Observations
- I knew before I came here that in New York you stand “on line,” not in it. But I didn’t know that when you go to a restaurant and you want to consume your food within the establishment and not elsewhere, your order is “to stay.” Not “for here.” “To stay.” So you’d say, I guess, “I’ll have that to stay.” That sounds absolutely ridiculous to me. I refuse to cave.
- A couple of foreign students at ITP remarked that they were surprised to see that so many Americans read. I’m assuming they came to this conclusion after seeing the fair amount of folks on the subway who block out the noise of boringness of their commute with novels and New Yorkers. I was surprised to see it, too, when I first arrived here. iPods I expected, but not In Cold Blood. I told them that I thought it was more of a New York thing than an American thing.
- Speaking of semi-high-brow lit, I saw a youngish Latina reading this fine work on the L Train: Behold a Pale Whore by Marcus Spears. The title is a play on a passage from the Book of Revelation.

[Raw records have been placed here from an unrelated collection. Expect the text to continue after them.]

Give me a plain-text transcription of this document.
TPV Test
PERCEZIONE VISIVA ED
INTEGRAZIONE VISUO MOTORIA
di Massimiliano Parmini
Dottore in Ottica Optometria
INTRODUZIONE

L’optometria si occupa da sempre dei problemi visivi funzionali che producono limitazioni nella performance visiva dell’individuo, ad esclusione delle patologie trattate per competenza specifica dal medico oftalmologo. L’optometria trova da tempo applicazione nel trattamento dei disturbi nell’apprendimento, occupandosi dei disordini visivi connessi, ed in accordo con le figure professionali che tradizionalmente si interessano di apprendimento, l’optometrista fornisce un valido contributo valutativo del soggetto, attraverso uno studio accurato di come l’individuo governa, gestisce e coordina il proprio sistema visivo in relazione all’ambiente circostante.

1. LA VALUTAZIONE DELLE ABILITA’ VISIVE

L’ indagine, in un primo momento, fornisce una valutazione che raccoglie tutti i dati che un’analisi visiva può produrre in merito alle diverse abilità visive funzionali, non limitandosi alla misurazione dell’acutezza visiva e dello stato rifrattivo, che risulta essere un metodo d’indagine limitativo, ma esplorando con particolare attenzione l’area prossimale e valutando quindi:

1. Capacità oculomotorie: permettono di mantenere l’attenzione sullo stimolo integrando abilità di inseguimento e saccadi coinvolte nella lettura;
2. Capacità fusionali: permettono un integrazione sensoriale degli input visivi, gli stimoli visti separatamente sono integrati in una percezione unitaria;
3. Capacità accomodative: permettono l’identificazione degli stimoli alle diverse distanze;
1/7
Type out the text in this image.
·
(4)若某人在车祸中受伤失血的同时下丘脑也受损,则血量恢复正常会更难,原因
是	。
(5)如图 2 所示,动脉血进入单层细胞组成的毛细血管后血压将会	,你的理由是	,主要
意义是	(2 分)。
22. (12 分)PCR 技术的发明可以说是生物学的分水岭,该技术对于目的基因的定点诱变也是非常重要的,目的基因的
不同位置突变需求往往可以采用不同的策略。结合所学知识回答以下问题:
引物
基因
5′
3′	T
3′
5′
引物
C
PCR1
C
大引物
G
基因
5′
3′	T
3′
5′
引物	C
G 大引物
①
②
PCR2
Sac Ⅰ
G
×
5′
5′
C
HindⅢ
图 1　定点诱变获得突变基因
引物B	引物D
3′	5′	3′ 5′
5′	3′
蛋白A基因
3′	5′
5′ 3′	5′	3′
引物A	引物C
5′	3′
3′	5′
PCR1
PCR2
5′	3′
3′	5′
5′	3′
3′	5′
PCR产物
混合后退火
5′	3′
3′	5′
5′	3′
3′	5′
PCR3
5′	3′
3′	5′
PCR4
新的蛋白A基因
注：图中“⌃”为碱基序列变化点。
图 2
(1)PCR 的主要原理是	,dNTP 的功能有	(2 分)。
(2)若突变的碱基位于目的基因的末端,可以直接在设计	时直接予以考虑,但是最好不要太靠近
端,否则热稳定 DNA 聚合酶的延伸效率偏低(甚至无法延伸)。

Fitting, since it’s an uplifting tale about a young girl named Mende who decides that God’s guidelines should be enhanced by this eleventh commandment…
“Thou shall not f@#k a black woman’s man or try to run away with all her money without catching an old-school project beat down!”
Thank you, Mende, for adding this to my list of daily dos and don’ts. I’m sure it will come in handy. Almost as handy as the sage advice given by 50 Cent in his series of gangsta novellas.




See, I’ve lived in New York my entire life, so I can’t fathom anything other than “on line” and “to stay.”
I mean, I think “on line” depends on context — you’d say “I’m standing in line” or “waiting in line,” but when you cut out the modifier, it’s “on line.”